He told the 193-member UN General Assembly’s budget committee on Tuesday that if he had not worked since January to cut spending then “we would not have had the liquidity to support” the annual gathering of world leaders last month.
“This month, we will reach the deepest deficit of the decade. We risk … entering November without enough cash to cover payrolls,” said Guterres. “Our work and our reforms are at risk.”
The US is the largest contributor – responsible for 22 percent of the more than $3.3bn regular budget for 2019, which pays for work including political, humanitarian, disarmament, economic and social affairs and communications.
Washington owes some $381m for prior regular budgets and $674m for the 2019 regular budget.

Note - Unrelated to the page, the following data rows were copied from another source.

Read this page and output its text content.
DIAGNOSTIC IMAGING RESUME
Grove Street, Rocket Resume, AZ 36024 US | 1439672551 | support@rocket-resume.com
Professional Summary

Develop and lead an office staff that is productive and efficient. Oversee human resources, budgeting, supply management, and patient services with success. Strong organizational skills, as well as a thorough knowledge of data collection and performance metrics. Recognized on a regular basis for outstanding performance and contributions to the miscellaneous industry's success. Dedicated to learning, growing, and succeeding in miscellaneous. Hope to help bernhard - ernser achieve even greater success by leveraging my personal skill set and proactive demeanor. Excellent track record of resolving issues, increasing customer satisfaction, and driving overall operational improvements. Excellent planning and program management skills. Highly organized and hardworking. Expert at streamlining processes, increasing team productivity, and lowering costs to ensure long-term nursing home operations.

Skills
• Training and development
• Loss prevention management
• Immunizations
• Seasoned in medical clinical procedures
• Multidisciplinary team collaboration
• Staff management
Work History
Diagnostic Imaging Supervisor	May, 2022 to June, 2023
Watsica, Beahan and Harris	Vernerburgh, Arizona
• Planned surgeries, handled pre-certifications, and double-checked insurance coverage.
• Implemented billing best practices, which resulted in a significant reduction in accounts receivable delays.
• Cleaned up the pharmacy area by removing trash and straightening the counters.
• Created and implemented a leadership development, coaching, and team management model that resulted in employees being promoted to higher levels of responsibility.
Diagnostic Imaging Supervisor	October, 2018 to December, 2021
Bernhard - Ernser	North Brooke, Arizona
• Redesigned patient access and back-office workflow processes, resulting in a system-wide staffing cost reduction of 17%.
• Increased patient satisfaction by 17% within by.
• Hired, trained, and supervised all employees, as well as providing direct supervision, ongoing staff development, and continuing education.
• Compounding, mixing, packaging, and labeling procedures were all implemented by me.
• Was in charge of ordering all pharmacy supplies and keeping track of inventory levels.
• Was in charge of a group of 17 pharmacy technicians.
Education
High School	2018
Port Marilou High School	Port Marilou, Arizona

The US mission to the UN confirmed the figures. It did not immediately respond to a request for comment on when it might pay.
US President Donald Trump has said Washington is shouldering an unfair burden of the cost of the UN and has pushed for reforms of the world body. Guterres has been working to improve UN operations and cut costs.
UN spokesperson Stephane Dujarric said so far 129 countries had paid their dues for 2019, which amounted to almost two billion dollars.
Guterres said he introduced extraordinary measures last month to cope with the shortfall – vacant posts cannot be filled, only essential travel is allowed, some meetings may have to be cancelled or deferred.
UN operations in New York, Geneva, Vienna and Nairobi and at regional commissions will be affected.
UN peacekeeping missions are funded by a separate budget, which was a $6.7bn peacekeeping budget for the year to June 30, 2019, and $6.51bn for the year to June 30, 2020.
The US is responsible for nearly 28 percent of the peacekeeping budget but has pledged to pay only 25 percent – as required by US law.
Washington currently owes some $2.4bn for peacekeeping missions.
The top contributing countries are Ethiopia, India, Bangladesh, Nepal and Rwanda. They pay their troops according to their national salary scales and are reimbursed by the UN.
As of July 2019, the UN paid $1,428 a month to each soldier.
The UN says its peacekeeping operations cost less than one-half of one percent of world military expenditures.